Can I get child support in California if I am not getting a divorce?
I have been separated for two years from my wife, and my kids live with me. Can I get support without filing for divorce in California? We have not been living together since our separation, and even file taxes separately.
You do not need to file for divorce in order to get support. You will need to go through the court to obtain a child support order so you will have to file something. You can contact your local Department of Child support services office and they can help you get started. So while you do not have to file for divorce, you can file for a legal separation. The court needs to know that you two have in fact separated and there is one parent who is the full time provides and therefore in need of support.
Can I move out with my daughter before the divorce in California?
My wife and I are going to divorce, but we have not filed yet. We are always fighting, and my daughter, who is 7, is very stressed with the way we are living. Can I move out with her, if I do not move far away and let him see her all the time? He is not happy with my choice. Is this legal?
Yes, you can move out with your daughter, assuming there are no court orders already in place regarding custody and visitation. It is important to maintain frequent and continuing contact between the child and the other parent. When the court makes custody and visitation orders they will look highly upon the parent who facilitated contact with the child and the other parent. It is important to make the transition as easy as possible for the child.
Question: Is there a statute of limitations on owed child support?
An ex lover of mine (20 years ago) just approached me out of nowhere about getting tested to see if her son is my child. He is 20 and I live in California. I am trying to find the statue of limitations for child support if indeed I take the test and the child turns out to be mine.

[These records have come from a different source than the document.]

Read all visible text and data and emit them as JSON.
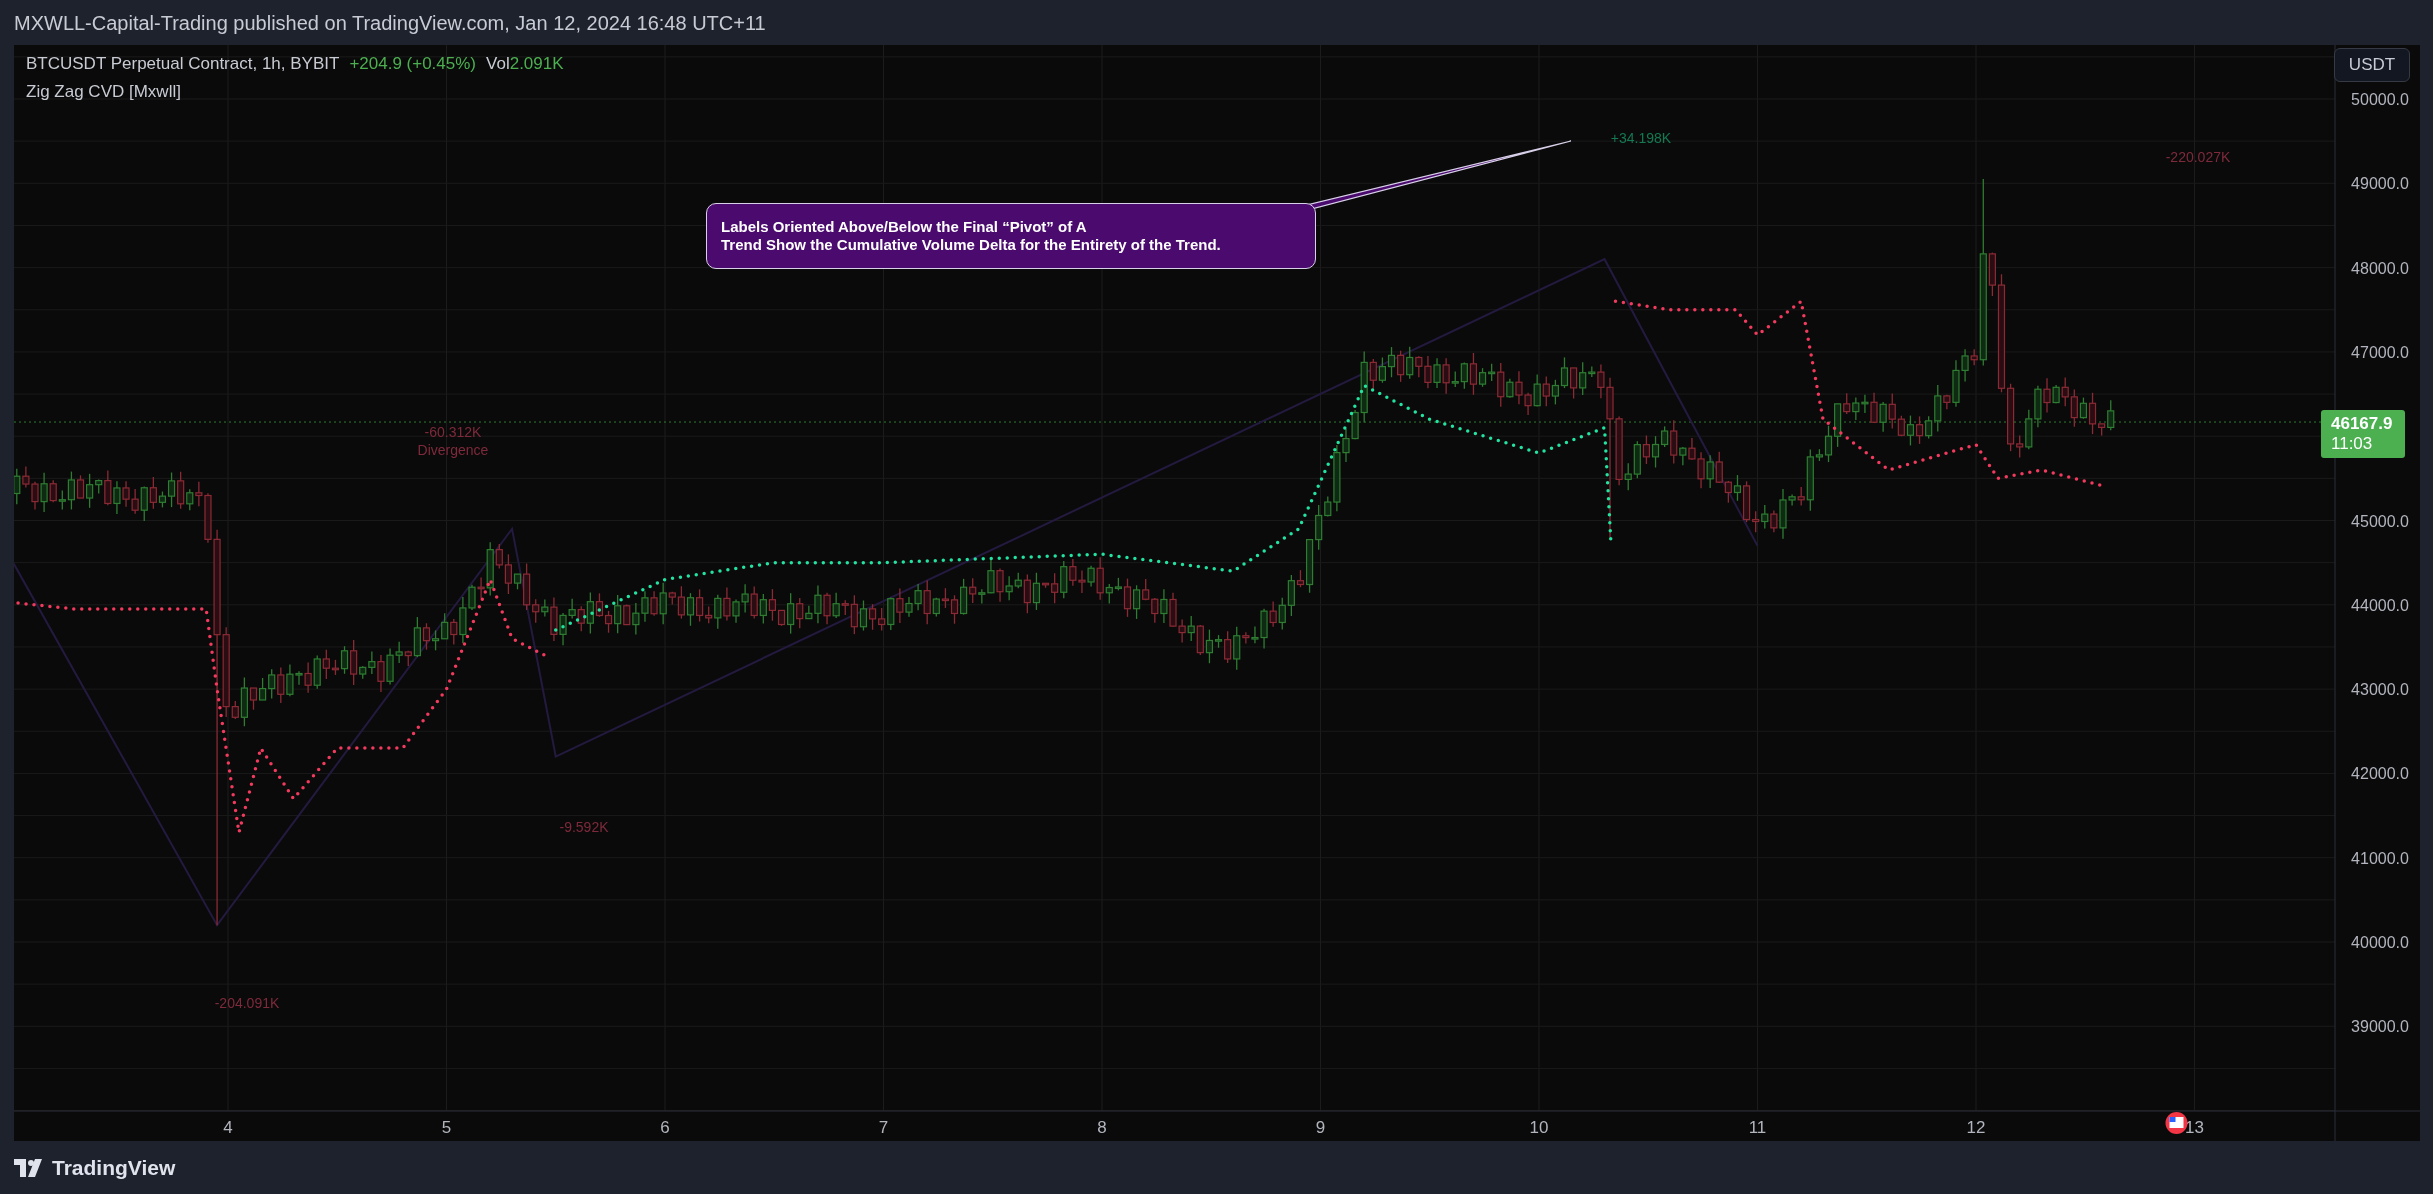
{
  "header": {
    "text": "MXWLL-Capital-Trading published on TradingView.com, Jan 12, 2024 16:48 UTC+11"
  },
  "legend": {
    "symbol": "BTCUSDT Perpetual Contract, 1h, BYBIT",
    "change": "+204.9 (+0.45%)",
    "volume_label": "Vol",
    "volume_value": "2.091K",
    "indicator": "Zig Zag CVD [Mxwll]"
  },
  "currency_button": "USDT",
  "price_axis": {
    "ticks": [
      "50000.0",
      "49000.0",
      "48000.0",
      "47000.0",
      "45000.0",
      "44000.0",
      "43000.0",
      "42000.0",
      "41000.0",
      "40000.0",
      "39000.0"
    ]
  },
  "last_price": {
    "price": "46167.9",
    "countdown": "11:03"
  },
  "time_axis": {
    "ticks": [
      "4",
      "5",
      "6",
      "7",
      "8",
      "9",
      "10",
      "11",
      "12",
      "13"
    ]
  },
  "cvd_labels": [
    {
      "value": "-60.312K",
      "note": "Divergence",
      "color": "#7e2a3b"
    },
    {
      "value": "-204.091K",
      "color": "#7e2a3b"
    },
    {
      "value": "-9.592K",
      "color": "#7e2a3b"
    },
    {
      "value": "+34.198K",
      "color": "#137a52"
    },
    {
      "value": "-220.027K",
      "color": "#7e2a3b"
    }
  ],
  "callout": {
    "lines": [
      "Labels Oriented Above/Below the Final “Pivot” of A",
      "Trend Show the Cumulative Volume Delta for the Entirety of the Trend."
    ]
  },
  "footer": {
    "brand": "TradingView"
  }
}
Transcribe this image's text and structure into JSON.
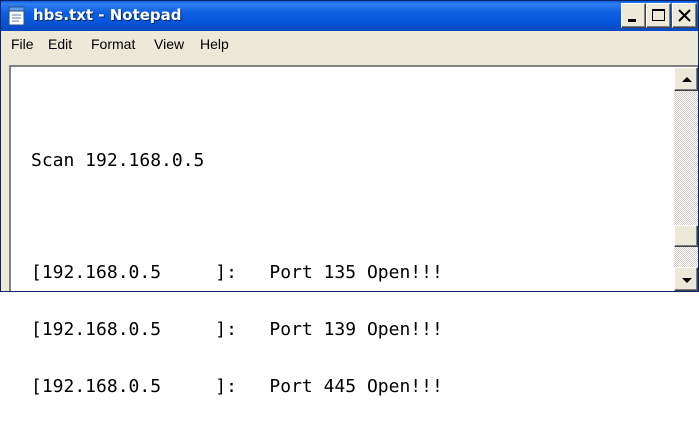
{
  "window": {
    "title": "hbs.txt - Notepad",
    "app_icon": "notepad-icon",
    "caption_buttons": [
      "minimize-icon",
      "maximize-icon",
      "close-icon"
    ]
  },
  "menu": {
    "items": [
      "File",
      "Edit",
      "Format",
      "View",
      "Help"
    ]
  },
  "document": {
    "lines": [
      "",
      "Scan 192.168.0.5",
      "",
      "[192.168.0.5     ]:   Port 135 Open!!!",
      "[192.168.0.5     ]:   Port 139 Open!!!",
      "[192.168.0.5     ]:   Port 445 Open!!!"
    ]
  },
  "scrollbar": {
    "up_icon": "arrow-up-icon",
    "down_icon": "arrow-down-icon"
  },
  "colors": {
    "titlebar": "#0a58d6",
    "chrome": "#ece9d8",
    "editor_bg": "#ffffff"
  }
}
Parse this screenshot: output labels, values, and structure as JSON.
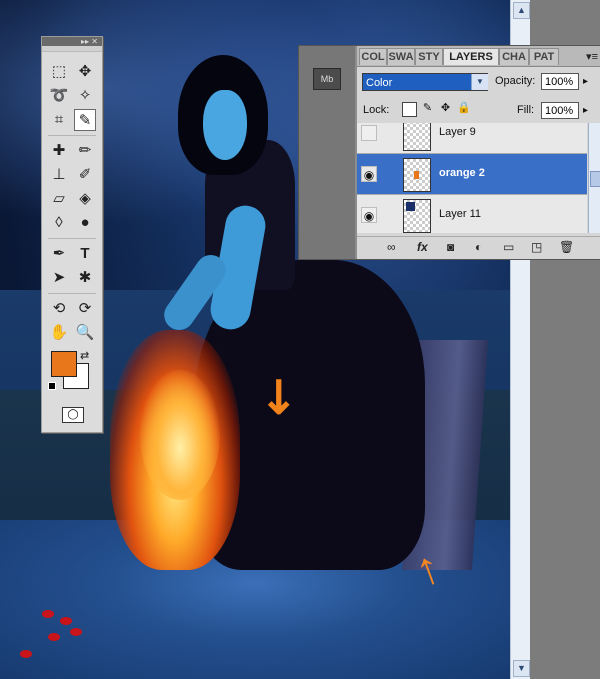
{
  "layers_panel": {
    "tabs": [
      "COL",
      "SWA",
      "STY",
      "LAYERS",
      "CHA",
      "PAT"
    ],
    "active_tab": "LAYERS",
    "mb_button": "Mb",
    "blend_mode": "Color",
    "opacity_label": "Opacity:",
    "opacity_value": "100%",
    "lock_label": "Lock:",
    "fill_label": "Fill:",
    "fill_value": "100%",
    "layers": [
      {
        "name": "Layer 9",
        "visible": false,
        "selected": false
      },
      {
        "name": "orange 2",
        "visible": true,
        "selected": true
      },
      {
        "name": "Layer 11",
        "visible": true,
        "selected": false
      }
    ],
    "footer_icons": [
      "link-icon",
      "fx-icon",
      "mask-icon",
      "adjustment-icon",
      "folder-icon",
      "new-layer-icon",
      "trash-icon"
    ]
  },
  "toolbox": {
    "foreground_color": "#e8771c",
    "background_color": "#ffffff",
    "active_tool": "eyedropper"
  },
  "colors": {
    "annotation_arrow": "#ff8a1c",
    "selection_blue": "#3a6fc8"
  }
}
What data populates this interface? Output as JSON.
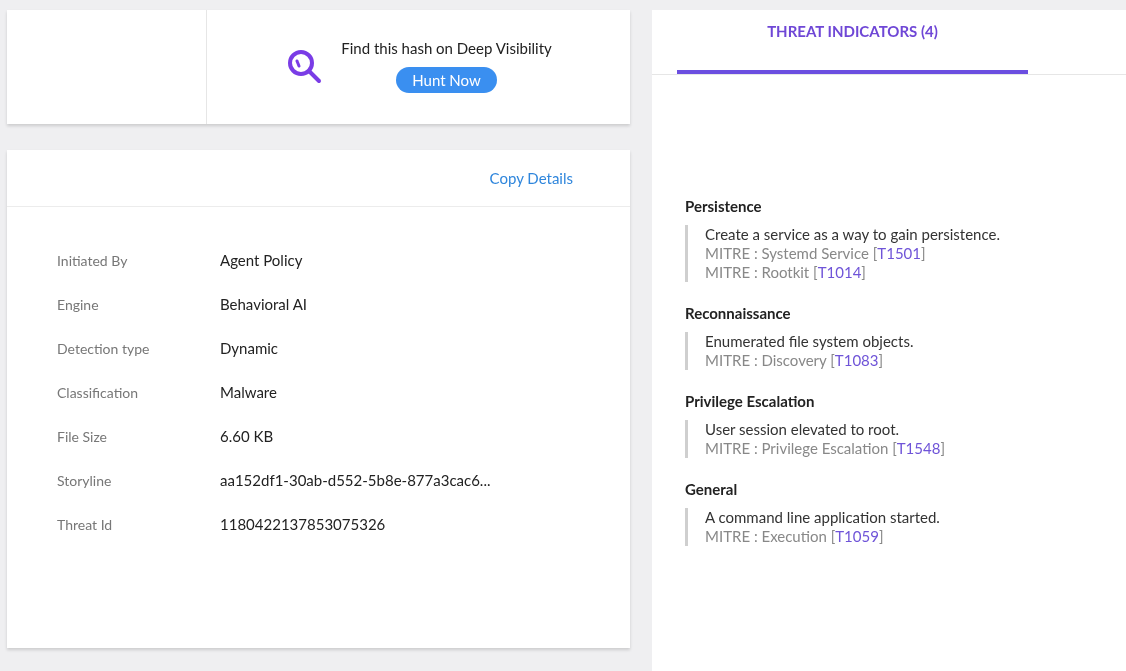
{
  "hunt": {
    "text": "Find this hash on Deep Visibility",
    "button": "Hunt Now"
  },
  "details": {
    "copy_link": "Copy Details",
    "rows": [
      {
        "label": "Initiated By",
        "value": "Agent Policy"
      },
      {
        "label": "Engine",
        "value": "Behavioral AI"
      },
      {
        "label": "Detection type",
        "value": "Dynamic"
      },
      {
        "label": "Classification",
        "value": "Malware"
      },
      {
        "label": "File Size",
        "value": "6.60 KB"
      },
      {
        "label": "Storyline",
        "value": "aa152df1-30ab-d552-5b8e-877a3cac6..."
      },
      {
        "label": "Threat Id",
        "value": "1180422137853075326"
      }
    ]
  },
  "tabs": [
    {
      "label": "THREAT INDICATORS (4)",
      "selected": true
    }
  ],
  "indicators": [
    {
      "title": "Persistence",
      "description": "Create a service as a way to gain persistence.",
      "mitre": [
        {
          "text": "MITRE : Systemd Service [",
          "link": "T1501",
          "tail": "]"
        },
        {
          "text": "MITRE : Rootkit [",
          "link": "T1014",
          "tail": "]"
        }
      ]
    },
    {
      "title": "Reconnaissance",
      "description": "Enumerated file system objects.",
      "mitre": [
        {
          "text": "MITRE : Discovery [",
          "link": "T1083",
          "tail": "]"
        }
      ]
    },
    {
      "title": "Privilege Escalation",
      "description": "User session elevated to root.",
      "mitre": [
        {
          "text": "MITRE : Privilege Escalation [",
          "link": "T1548",
          "tail": "]"
        }
      ]
    },
    {
      "title": "General",
      "description": "A command line application started.",
      "mitre": [
        {
          "text": "MITRE : Execution [",
          "link": "T1059",
          "tail": "]"
        }
      ]
    }
  ]
}
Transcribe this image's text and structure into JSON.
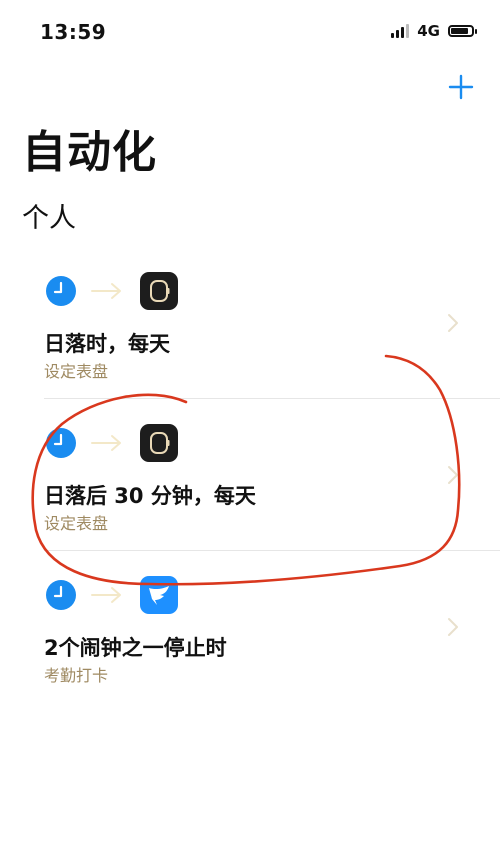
{
  "status_bar": {
    "time": "13:59",
    "network": "4G",
    "icons": [
      "signal-icon",
      "battery-icon"
    ]
  },
  "header": {
    "add_icon": "plus-icon",
    "title": "自动化"
  },
  "section": {
    "title": "个人"
  },
  "automations": [
    {
      "title": "日落时，每天",
      "subtitle": "设定表盘",
      "trigger_icon": "clock-icon",
      "action_icon": "watch-app-icon"
    },
    {
      "title": "日落后 30 分钟，每天",
      "subtitle": "设定表盘",
      "trigger_icon": "clock-icon",
      "action_icon": "watch-app-icon"
    },
    {
      "title": "2个闹钟之一停止时",
      "subtitle": "考勤打卡",
      "trigger_icon": "clock-icon",
      "action_icon": "dingtalk-app-icon"
    }
  ],
  "colors": {
    "accent": "#1a8cf0",
    "subtitle": "#9f8a62",
    "annotation": "#d9381e",
    "arrow": "#f3e8c8"
  }
}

Unless the mother has made a claim for child support with the welfare office or her local Department of child support services office, they cannot now collect from you on child support. Since he is no longer a minor child now that he is emancipated, there are no obligations for child support. You can get tested to see if you are the father, but you do not have to.
If the state has paid out welfare for the child, and it turns out that you are the Father, there can be some potential liability there with having to pay back the state the money they paid out. If this is not an issue, then they cannot now ask you to pay for child support.
Is the opinion of the child ever taken into consideration in a divorce?
Typically the Courts will take the child’s opinion into consideration at the age of 12. There is no set age, it depends on the maturity level of the child. If a child is of sufficient age and capacity to form an intelligent preference to custody the court can take it into consideration. It is important to note that all judges will rule for what is in the child’s best interests whether it be for the mother or the father.